Sports offer chance to reconnect tornado-struck communities

Todd Nicholson and Emily Glossop lost their home in the Dunrobin tornado, but as they grappled with insurance and temporary housing, their thoughts kept turning to sports.

“Sport and recreation were not top of anybody’s priority list,” Emily recalls. “A roof, clothes and food were the priorities.”

No surprise there. But the couple felt sports could be another element in rebuilding shattered communities.

“I think it was pretty early on after the tornado that the conversation started about what can we do to engage families in all three (affected) areas — Dunrobin, Arlington Woods and Gatineau — and get them back into the things that they love to do.”

On Saturday, a couple of hundred people gathered at West Carleton Secondary School to kick off a remarkable partnership, with roughly 30 sports and recreation groups offering places to children and families that otherwise could not afford such luxuries.

It is sponsored by three local sports organizations: Their Opportunity, Own the Podium and the Ottawa Senators Foundation.

“The idea of this initiative is rebuilding communities through sport,” said Randy Gill, president of Their Opportunity. The various clubs and teams “are either providing free spaces in their programs, or subsidized programs.”

There are team sports such as hockey and football, and recreational settings such as Mount Pakenham and the Ottawa River Canoe Club.

The campaign is also hoping to raise $30,000 through donations. Information on how to donate or volunteer is at TheirOpportunity.com/rcts.

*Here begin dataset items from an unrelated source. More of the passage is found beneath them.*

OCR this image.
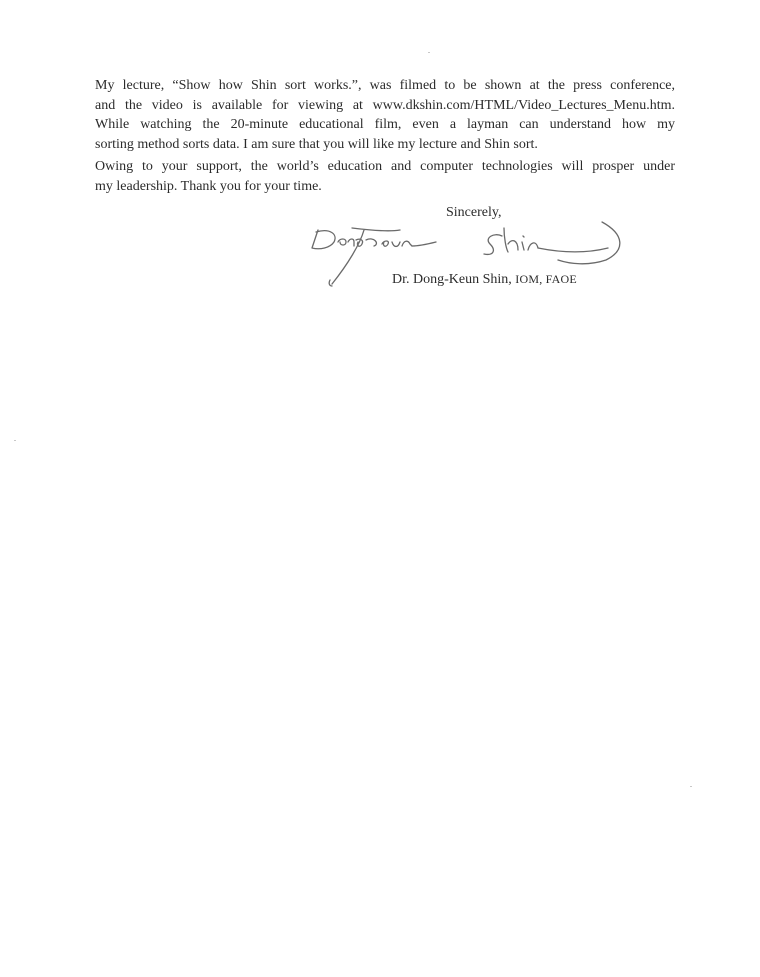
My lecture, “Show how Shin sort works.”, was filmed to be shown at the press conference,
and the video is available for viewing at www.dkshin.com/HTML/Video_Lectures_Menu.htm.
While watching the 20-minute educational film, even a layman can understand how my
sorting method sorts data. I am sure that you will like my lecture and Shin sort.

Owing to your support, the world’s education and computer technologies will prosper under
my leadership. Thank you for your time.

Sincerely,

Dr. Dong-Keun Shin, IOM, FAOE
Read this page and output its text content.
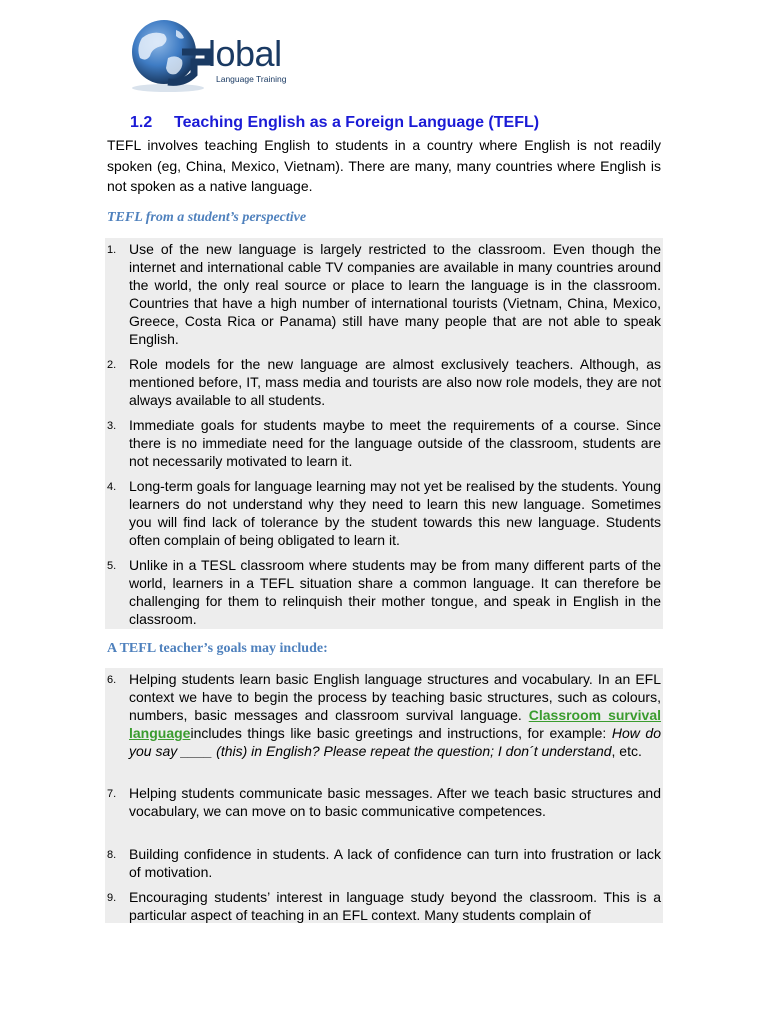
lobal
Language Training
1.2 Teaching English as a Foreign Language (TEFL)

TEFL involves teaching English to students in a country where English is not readily spoken (eg, China, Mexico, Vietnam). There are many, many countries where English is not spoken as a native language.

TEFL from a student’s perspective
1. Use of the new language is largely restricted to the classroom. Even though the internet and international cable TV companies are available in many countries around the world, the only real source or place to learn the language is in the classroom. Countries that have a high number of international tourists (Vietnam, China, Mexico, Greece, Costa Rica or Panama) still have many people that are not able to speak English.
2. Role models for the new language are almost exclusively teachers. Although, as mentioned before, IT, mass media and tourists are also now role models, they are not always available to all students.
3. Immediate goals for students maybe to meet the requirements of a course. Since there is no immediate need for the language outside of the classroom, students are not necessarily motivated to learn it.
4. Long-term goals for language learning may not yet be realised by the students. Young learners do not understand why they need to learn this new language. Sometimes you will find lack of tolerance by the student towards this new language. Students often complain of being obligated to learn it.
5. Unlike in a TESL classroom where students may be from many different parts of the world, learners in a TEFL situation share a common language. It can therefore be challenging for them to relinquish their mother tongue, and speak in English in the classroom.
A TEFL teacher’s goals may include:
6. Helping students learn basic English language structures and vocabulary. In an EFL context we have to begin the process by teaching basic structures, such as colours, numbers, basic messages and classroom survival language. Classroom survival languageincludes things like basic greetings and instructions, for example: How do you say ____ (this) in English? Please repeat the question; I don´t understand, etc.
7. Helping students communicate basic messages. After we teach basic structures and vocabulary, we can move on to basic communicative competences.
8. Building confidence in students. A lack of confidence can turn into frustration or lack of motivation.
9. Encouraging students’ interest in language study beyond the classroom. This is a particular aspect of teaching in an EFL context. Many students complain of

Lucy Bridgstock attended the launch in a walking cast after breaking her ankle when she want back to the ruined Dunrobin house a week after the tornado, and fell.

She is hoping to have skiing, and perhaps touch football, for her children Aimee, 13, and Ollie, 11.

Insurance pays for rebuilding the new home, she said, but the tornado also blew away the skis, the baseball gloves, the tennis racquets.

“It’s probably all somewhere on Sixth Line.”

“There are lots of extra additional costs that nobody is aware of, and that you don’t think about until you’re in that situation,” she said.

“To have something like today that will allow the children to be registered in a sport … and not have that added financial burden” is wonderful, she said. “To even just go out and buy extra (sports) equipment is just not an option at the moment. Insurance takes a while. Ski season is going to come before insurance pays up.”

Aimee also wants to join a touch football team.

And Lucy said the drive to establish these new sports opportunities has helped the children reconnect with neighbours who have been scattered by the storm. The Bridgstocks are about a 10-minute drive from their old home, but many families have moved much farther.

Todd Nicholson said the weeks have allowed their family to recognize how hard the storm hit them psychologically. On the night of Sept. 21, police were stopping cars from entering Dunrobin, so Emily got out of the car and ran to their home.

Later she had no memory of those moments. Didn’t remember the shattered homes around her, or the debris, or anything else that she ran past. She only remembered getting back to the home where firefighter friends had rescued her knapsack with her laptop and a few other basic essentials.

And they rescued Happy the goldfish, in his little bowl.

“He totally survived the tornado and we don’t know how,” she said. “He’s in a much larger tank with a filter and everything now.”